Urban blight is a problem of high interest for planning and policy making. Researchers frequently propose theories about the relationships between urban blight indicators, focusing on relationships reflecting causality. In this paper, we improve on the integration of domain knowledge in the analysis of urban blight by introducing four rules for effective modeling of causal domain knowledge. The findings of this study reveal significant deviation from causal modeling guidelines by investigating cognitive maps developed for urban blight analysis. These findings provide valuable insights that will inform future work on urban blight, ultimately enhancing our understanding of urban blight complex interactions.

Figures (4)

• Figure 1: Grouping related text entities under their corresponding causal variable. The text entities $x_1$ to $x_n$ are articulated by subject matter experts. These text entities describe different values of the causal variable $X$. The relationships between these text entities can be identified as either mutually exclusive, as $X$ cannot take multiple values simultaneously, or as describing the same value of the causal variable.
• Figure 2: Representing interaction entities as artificial nodes. Interaction entities are text entities which describe an interaction between two or more causal variables. These text entities should be represented as artificial nodes in the causal diagram. The artificial nodes encompass the corresponding observed values of the causal variables it represents. The artificial node can be linked to causal variables; however the type of this relation should differ from other causal relations in diagrams.

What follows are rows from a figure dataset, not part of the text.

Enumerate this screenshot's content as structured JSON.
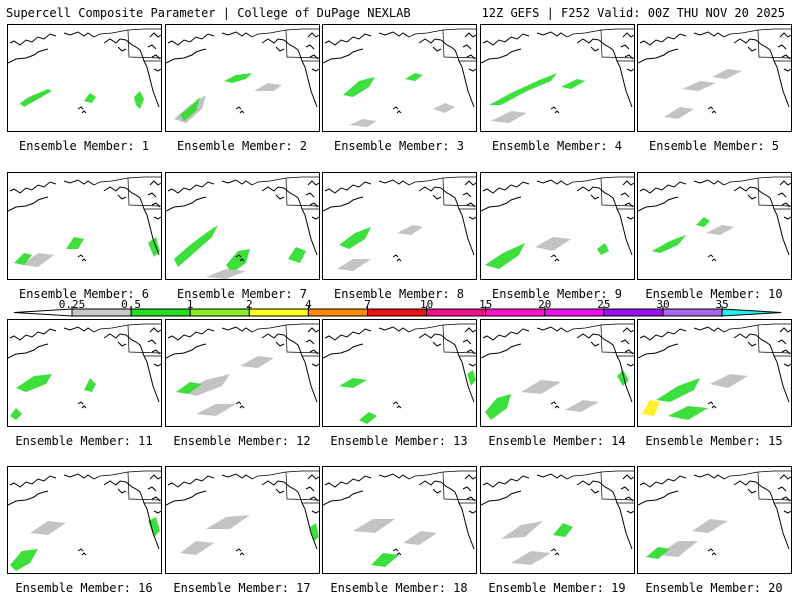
{
  "header": {
    "title_left": "Supercell Composite Parameter | College of DuPage NEXLAB",
    "title_right": "12Z GEFS | F252 Valid: 00Z THU NOV 20 2025"
  },
  "panels": [
    {
      "label": "Ensemble Member: 1"
    },
    {
      "label": "Ensemble Member: 2"
    },
    {
      "label": "Ensemble Member: 3"
    },
    {
      "label": "Ensemble Member: 4"
    },
    {
      "label": "Ensemble Member: 5"
    },
    {
      "label": "Ensemble Member: 6"
    },
    {
      "label": "Ensemble Member: 7"
    },
    {
      "label": "Ensemble Member: 8"
    },
    {
      "label": "Ensemble Member: 9"
    },
    {
      "label": "Ensemble Member: 10"
    },
    {
      "label": "Ensemble Member: 11"
    },
    {
      "label": "Ensemble Member: 12"
    },
    {
      "label": "Ensemble Member: 13"
    },
    {
      "label": "Ensemble Member: 14"
    },
    {
      "label": "Ensemble Member: 15"
    },
    {
      "label": "Ensemble Member: 16"
    },
    {
      "label": "Ensemble Member: 17"
    },
    {
      "label": "Ensemble Member: 18"
    },
    {
      "label": "Ensemble Member: 19"
    },
    {
      "label": "Ensemble Member: 20"
    }
  ],
  "legend": {
    "ticks": [
      "0.25",
      "0.5",
      "1",
      "2",
      "4",
      "7",
      "10",
      "15",
      "20",
      "25",
      "30",
      "35"
    ],
    "colors": [
      "#c8c8c8",
      "#22dd22",
      "#88ee22",
      "#ffff22",
      "#ff8c00",
      "#ee1111",
      "#ee1188",
      "#ff11cc",
      "#ee11ee",
      "#9911ee",
      "#aa66ee",
      "#22eeee"
    ],
    "left_cap_color": "#ffffff"
  },
  "colors": {
    "weak": "#c0c0c0",
    "low": "#33dd33",
    "mid": "#99ee33",
    "high": "#ffee22",
    "coast": "#000000"
  }
}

• Figure 3: Identifying causal relations in causal diagrams. In a causal diagram, two variables represented as nodes are causally connected if there is at least one text entity/value belonging to the first variable that is the direct cause of an text entity/value belonging to the second variable. Causal relations should only be included between two variables if there is no other variable that fully mediates their relationship. Causal relations that include an interaction entity as a cause or an effect should be highlighted as a different relation type, as causal diagrams are intended to link two causal variables rather than a causal variable to a interaction entity represented as an artificial node.
• Figure 4: Devising transitivity principles of causal relations to verify causal variables encoding. Violations to the transitivity principles of causal relations indicates impairments in the causal variables identifications. One potential cause of this issue is that the identified mediator variable could be too general. Alternatively, at least a value of one of the mediator variable is actually an interaction even.